Monday, September 17, 2007

The Importance Of Sabermetrics

This post was a comment on Noyam's Jeter post.

Somewhere between 25-30 years ago, people started taking a serious look into what makes a baseball team successful. Analyzing the various statistics, they looked for links between specific numbers and winning. One thing they noticed is that, almost universally, winning teams had a high OBP. They reasoned that there was a correlation between winning and a high team OBP. They concluded that successful teams are the teams that get on base the most. The second most common feature was a high SLG. Teams that hit for power also tended to do well. In other words, OBP and SLG were, by far, the best indicators of a team’s success. Better than batting average, home runs, stolen bases, runs, and RBIs.

These analysts reasoned that if successful teams are those which get on base the most, the most valuable players are the ones with the highest OBP. If getting on base is the single most important component of a winning team, a smart team should look for players who make the least outs. Those players are the most valuable. Obviously not all teams have figured this out yet, but that’s to their detriment.

What makes a player “good?” A good player is one who is valuable. The “best” player on a team is the one who is the most valuable to that team. Value is best determined by looking at a player’s OBP first, then SLG, and then going to other stats. This is true whether looking at the MVP race or trying to figure out who should make the Hall.

While this strategy makes sense, people soon realized some obvious flaws. Some players play in great hitters parks, while others hit in stadiums with huge outfields. Moreover some players played in eras with dominant pitching or rules that tilted the game towards pitching. For example, in 1968 Carl Yastrzemski won the batting title with a .301 batting average. In 1930, the mean batting average was .301. Obviously Yastrzemski was much more valuable to his team in 1968 than the average player was in 1930. Therefore OPS (OBP + SLG) is greatly flawed when comparing players from different eras, and sometimes even players from the same era.

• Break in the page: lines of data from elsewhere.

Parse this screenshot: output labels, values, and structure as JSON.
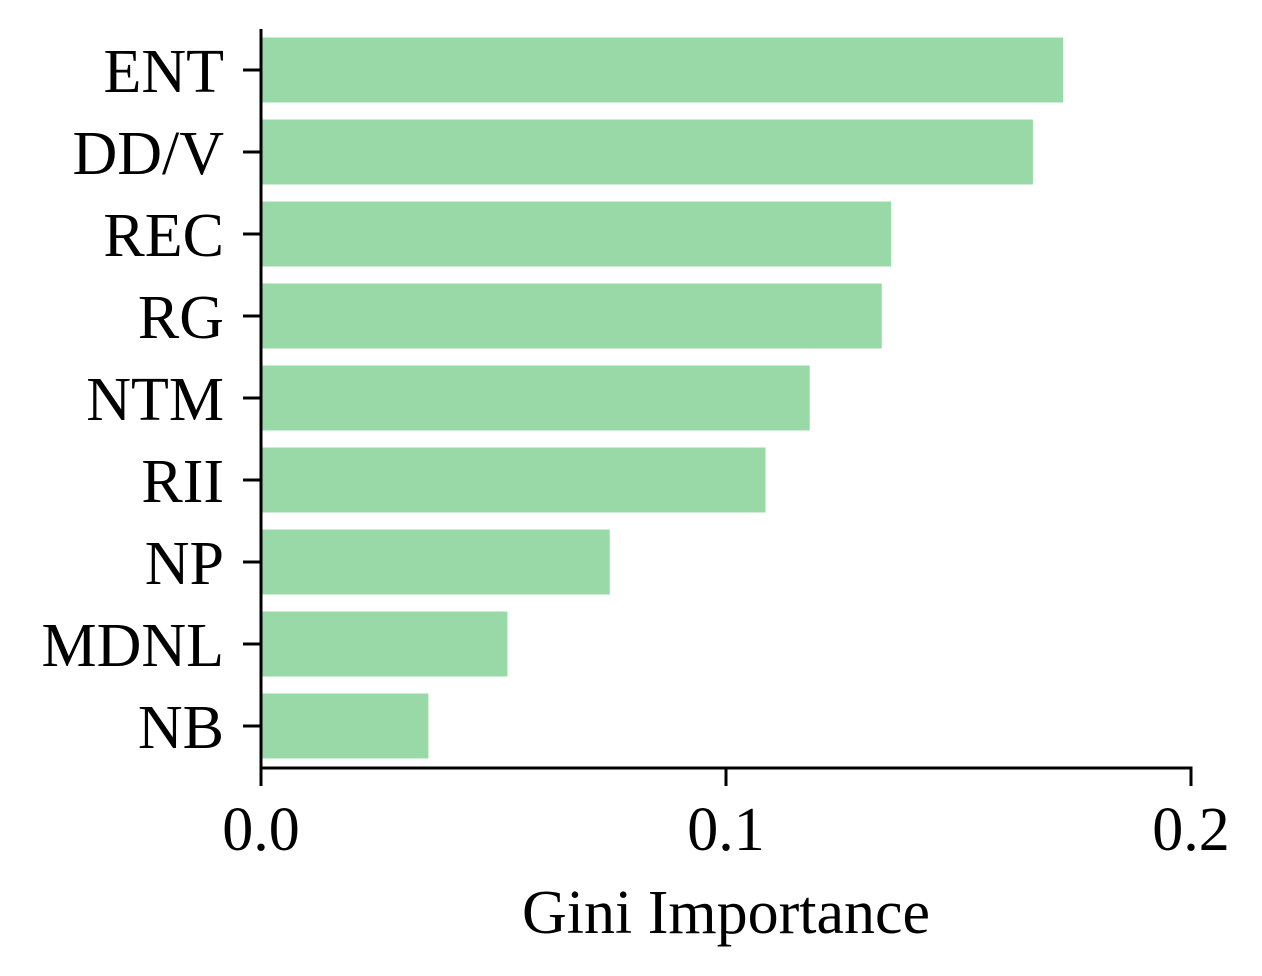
{
  "chart_data": {
    "type": "bar",
    "orientation": "horizontal",
    "categories": [
      "ENT",
      "DD/V",
      "REC",
      "RG",
      "NTM",
      "RII",
      "NP",
      "MDNL",
      "NB"
    ],
    "values": [
      0.1725,
      0.166,
      0.1355,
      0.1335,
      0.118,
      0.1085,
      0.075,
      0.053,
      0.036
    ],
    "title": "",
    "xlabel": "Gini Importance",
    "ylabel": "",
    "xlim": [
      0.0,
      0.2
    ],
    "xticks": [
      {
        "value": 0.0,
        "label": "0.0"
      },
      {
        "value": 0.1,
        "label": "0.1"
      },
      {
        "value": 0.2,
        "label": "0.2"
      }
    ],
    "grid": false,
    "legend": "none",
    "bar_color": "#99d9a8",
    "axis_color": "#000000"
  }
}
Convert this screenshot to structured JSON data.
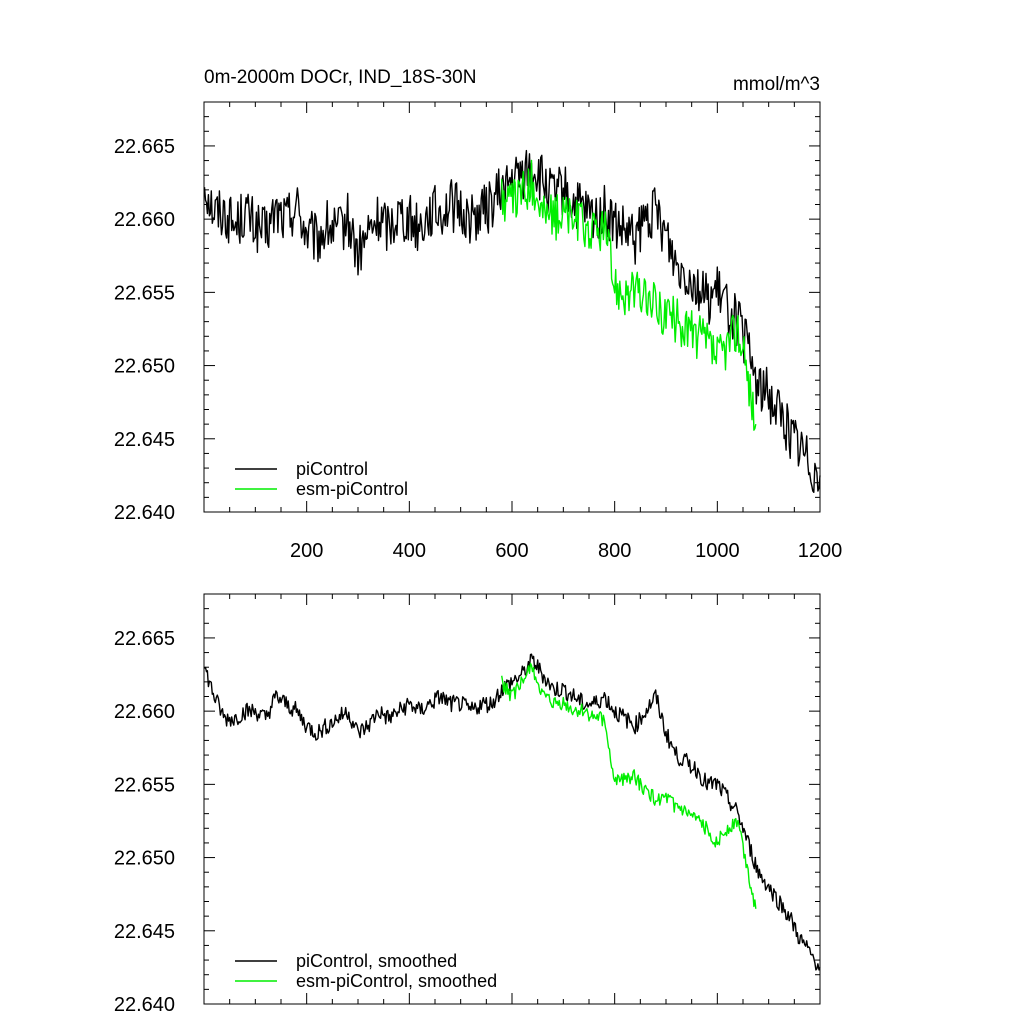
{
  "title_left": "0m-2000m DOCr, IND_18S-30N",
  "units": "mmol/m^3",
  "colors": {
    "pi": "#000000",
    "esm": "#00ee00",
    "axis": "#000000"
  },
  "chart_data": [
    {
      "type": "line",
      "id": "raw",
      "xlim": [
        0,
        1200
      ],
      "ylim": [
        22.64,
        22.668
      ],
      "x_ticks": [
        200,
        400,
        600,
        800,
        1000,
        1200
      ],
      "x_tick_labels": [
        "200",
        "400",
        "600",
        "800",
        "1000",
        "1200"
      ],
      "y_ticks": [
        22.64,
        22.645,
        22.65,
        22.655,
        22.66,
        22.665
      ],
      "y_tick_labels": [
        "22.640",
        "22.645",
        "22.650",
        "22.655",
        "22.660",
        "22.665"
      ],
      "legend": [
        "piControl",
        "esm-piControl"
      ],
      "series": [
        {
          "name": "piControl",
          "key": "pi",
          "x": [
            1,
            20,
            40,
            60,
            80,
            100,
            120,
            140,
            160,
            180,
            200,
            220,
            240,
            260,
            280,
            300,
            320,
            340,
            360,
            380,
            400,
            420,
            440,
            460,
            480,
            500,
            520,
            540,
            560,
            580,
            600,
            620,
            640,
            660,
            680,
            700,
            720,
            740,
            760,
            780,
            800,
            820,
            840,
            860,
            880,
            900,
            920,
            940,
            960,
            980,
            1000,
            1020,
            1040,
            1060,
            1080,
            1100,
            1120,
            1140,
            1160,
            1180,
            1200
          ],
          "values": [
            22.6625,
            22.6605,
            22.6605,
            22.6595,
            22.6605,
            22.6595,
            22.659,
            22.6605,
            22.66,
            22.661,
            22.659,
            22.6585,
            22.6595,
            22.659,
            22.66,
            22.6575,
            22.659,
            22.66,
            22.6595,
            22.6605,
            22.66,
            22.6595,
            22.6605,
            22.6605,
            22.661,
            22.6605,
            22.66,
            22.6605,
            22.661,
            22.662,
            22.6625,
            22.663,
            22.6635,
            22.6625,
            22.6615,
            22.662,
            22.661,
            22.6605,
            22.66,
            22.6605,
            22.6595,
            22.659,
            22.6585,
            22.66,
            22.6605,
            22.659,
            22.657,
            22.6565,
            22.6555,
            22.6545,
            22.655,
            22.654,
            22.653,
            22.651,
            22.6485,
            22.648,
            22.647,
            22.6455,
            22.6445,
            22.6435,
            22.6425
          ],
          "noise": 0.0018
        },
        {
          "name": "esm-piControl",
          "key": "esm",
          "x": [
            580,
            600,
            620,
            640,
            660,
            680,
            700,
            720,
            740,
            760,
            780,
            800,
            820,
            840,
            860,
            880,
            900,
            920,
            940,
            960,
            980,
            1000,
            1020,
            1040,
            1060,
            1075
          ],
          "values": [
            22.6615,
            22.661,
            22.662,
            22.6625,
            22.6605,
            22.66,
            22.6605,
            22.66,
            22.6595,
            22.659,
            22.6595,
            22.6555,
            22.655,
            22.655,
            22.6545,
            22.654,
            22.6535,
            22.653,
            22.6525,
            22.652,
            22.6515,
            22.6505,
            22.6515,
            22.6525,
            22.649,
            22.646
          ],
          "noise": 0.0016
        }
      ]
    },
    {
      "type": "line",
      "id": "smoothed",
      "xlim": [
        0,
        1200
      ],
      "ylim": [
        22.64,
        22.668
      ],
      "x_ticks": [
        200,
        400,
        600,
        800,
        1000,
        1200
      ],
      "x_tick_labels": [],
      "y_ticks": [
        22.64,
        22.645,
        22.65,
        22.655,
        22.66,
        22.665
      ],
      "y_tick_labels": [
        "22.640",
        "22.645",
        "22.650",
        "22.655",
        "22.660",
        "22.665"
      ],
      "legend": [
        "piControl, smoothed",
        "esm-piControl, smoothed"
      ],
      "series": [
        {
          "name": "piControl, smoothed",
          "key": "pi",
          "x": [
            1,
            20,
            40,
            60,
            80,
            100,
            120,
            140,
            160,
            180,
            200,
            220,
            240,
            260,
            280,
            300,
            320,
            340,
            360,
            380,
            400,
            420,
            440,
            460,
            480,
            500,
            520,
            540,
            560,
            580,
            600,
            620,
            640,
            660,
            680,
            700,
            720,
            740,
            760,
            780,
            800,
            820,
            840,
            860,
            880,
            900,
            920,
            940,
            960,
            980,
            1000,
            1020,
            1040,
            1060,
            1080,
            1100,
            1120,
            1140,
            1160,
            1180,
            1200
          ],
          "values": [
            22.663,
            22.661,
            22.6595,
            22.6595,
            22.66,
            22.66,
            22.6595,
            22.661,
            22.6605,
            22.66,
            22.659,
            22.6585,
            22.659,
            22.6595,
            22.66,
            22.6585,
            22.659,
            22.66,
            22.6595,
            22.66,
            22.6605,
            22.66,
            22.6605,
            22.661,
            22.6605,
            22.6605,
            22.66,
            22.6605,
            22.6605,
            22.6615,
            22.662,
            22.6625,
            22.6635,
            22.6625,
            22.6615,
            22.6615,
            22.661,
            22.6605,
            22.6605,
            22.661,
            22.66,
            22.6595,
            22.659,
            22.66,
            22.661,
            22.6585,
            22.657,
            22.6565,
            22.656,
            22.655,
            22.655,
            22.654,
            22.653,
            22.651,
            22.649,
            22.648,
            22.647,
            22.646,
            22.6445,
            22.6435,
            22.6425
          ],
          "noise": 0.0006
        },
        {
          "name": "esm-piControl, smoothed",
          "key": "esm",
          "x": [
            580,
            600,
            620,
            640,
            660,
            680,
            700,
            720,
            740,
            760,
            780,
            800,
            820,
            840,
            860,
            880,
            900,
            920,
            940,
            960,
            980,
            1000,
            1020,
            1040,
            1060,
            1075
          ],
          "values": [
            22.662,
            22.661,
            22.662,
            22.663,
            22.661,
            22.6605,
            22.6605,
            22.66,
            22.66,
            22.6595,
            22.6595,
            22.655,
            22.6555,
            22.6555,
            22.6545,
            22.654,
            22.654,
            22.6535,
            22.653,
            22.6525,
            22.652,
            22.651,
            22.652,
            22.6525,
            22.649,
            22.6465
          ],
          "noise": 0.0005
        }
      ]
    }
  ]
}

That’s where OPS+ comes in. It takes into account stadium and league differences and calculates the player’s OPS in relation to the rest of the players in the league. For example a player with a OPS+ of 120 has an OPS that is 20% better than the average player in his league, taking into account ballpark advantages/disadvantages. OPS+ is very useful because it allows us to compare Derek Jeter to, say, Honus Wagner even though the latter played in the dead ball era when no one hit home runs or slugged at a very high percentage.

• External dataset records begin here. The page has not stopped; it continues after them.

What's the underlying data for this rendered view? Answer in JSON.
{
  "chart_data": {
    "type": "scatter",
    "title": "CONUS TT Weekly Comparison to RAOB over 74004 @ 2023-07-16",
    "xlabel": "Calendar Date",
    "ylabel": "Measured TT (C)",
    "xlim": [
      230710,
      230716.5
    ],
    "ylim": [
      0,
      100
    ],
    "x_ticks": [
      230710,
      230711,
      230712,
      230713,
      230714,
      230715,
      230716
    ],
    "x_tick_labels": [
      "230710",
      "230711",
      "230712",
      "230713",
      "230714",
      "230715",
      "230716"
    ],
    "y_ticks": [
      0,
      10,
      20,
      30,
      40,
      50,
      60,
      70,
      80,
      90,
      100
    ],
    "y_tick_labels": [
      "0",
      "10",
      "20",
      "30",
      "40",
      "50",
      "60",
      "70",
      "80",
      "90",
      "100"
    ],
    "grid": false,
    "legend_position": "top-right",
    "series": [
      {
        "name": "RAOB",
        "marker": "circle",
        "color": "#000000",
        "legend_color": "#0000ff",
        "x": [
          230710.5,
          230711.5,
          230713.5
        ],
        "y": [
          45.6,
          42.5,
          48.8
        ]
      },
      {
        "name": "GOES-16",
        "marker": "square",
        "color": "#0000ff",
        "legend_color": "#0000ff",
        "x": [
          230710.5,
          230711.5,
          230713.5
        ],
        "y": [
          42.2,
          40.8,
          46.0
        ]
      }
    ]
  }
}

While OPS+ is a major improvement over OPS, it suffers from similar flaws. OPS+ does not take into account positional value. Sabermetics assume that the further down one gets on the defensive spectrum, the more valuable the player is, everything else being equal.

Here’s an example. Take a look at a regular baseball team. Let’s use the Mets. How many Mets starters (excluding pitcher) could play 1B adequately (not average, but good enough that his defense isn’t so atrocious that it greatly outweighs his offensive contributions)? I would guess all 8. How many could play LF? Probably everyone except Delgado. What about RF? Again probably everyone besides Delgado. What about 3B? Here’s where the biggest drop off occurs. Obviously Wright, probably Reyes and Castillo, and with enough practice, maybe Lo Duca. What about SS? Reyes and that’s probably it. Maybe Wright could figure it out or Castillo in his prime could be decent. But that’s it.

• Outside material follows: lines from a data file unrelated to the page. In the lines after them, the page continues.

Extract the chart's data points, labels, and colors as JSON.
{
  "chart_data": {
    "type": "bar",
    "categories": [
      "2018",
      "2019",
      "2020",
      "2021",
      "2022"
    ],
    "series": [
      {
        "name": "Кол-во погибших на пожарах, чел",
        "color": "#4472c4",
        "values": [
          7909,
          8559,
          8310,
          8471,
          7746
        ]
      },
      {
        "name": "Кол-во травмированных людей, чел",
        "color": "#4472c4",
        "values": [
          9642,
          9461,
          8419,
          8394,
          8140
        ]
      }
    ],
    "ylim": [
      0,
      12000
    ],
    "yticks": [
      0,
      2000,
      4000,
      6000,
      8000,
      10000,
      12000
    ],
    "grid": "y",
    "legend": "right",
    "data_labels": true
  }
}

That’s the point. SS consistently rank at the bottom or next to the bottom offensively. The average 1B is a much better offensive player than the average SS. A team could increase its offensive output tremendously by playing an average 1B at SS. Why don’t teams do that? Well let’s ask why don’t the Cardinals play Pujols at SS and find a league average 1B to take his place? Because he would be so bad defensively that the offensive improvement from a league average SS to a league average 1B would be negated and then some.

Basically only a few select players can play SS, while almost anyone in the majors can play 1B. So everything else being equal, if two players have same numbers but one plays 1B and the other SS, the latter is more valuable because he can play a prime defensive position.
OPS+ doesn’t take this problem into account. It equates a SS with a 120 OPS+ with a 1B with the same OPS+. The two are not equally valuable.

Another major problem is that OPS+, like OPS, overvalues SLG relative to OBP. As I showed earlier, OBP is the statistic more closely correlated with winning and is the more important statistic. Equating OBP and SLG by simply adding them up does not paint an accurate picture of value.

EQA takes into account the latter problem by weighing OBP more than SLG, while VORP and WARP3 adjust for positional differences. That’s why despite David Ortiz’s power being down this season, his EQA is the highest of his career (his OBP is much higher than in past years). It’s also why Hanley Ramirez is second in VORP (behind ARod), even though Prince Fielder has a higher OPS+. WARP3 tries to take into account defense as well, and is probably the most comprehensive statistic available (although it’s not without its share of flaws).

These statistics are far more advanced and useful than batting average or RBI. They remove a lot of the subjectivity that plagues baseball analysis. Rather then simply looking at a player and saying “eh, .317 average and only 200 homers, that’s not great” they allow you to compare Jeter to other players and especially SS of other eras. And Jeter clearly stacks up to those guys.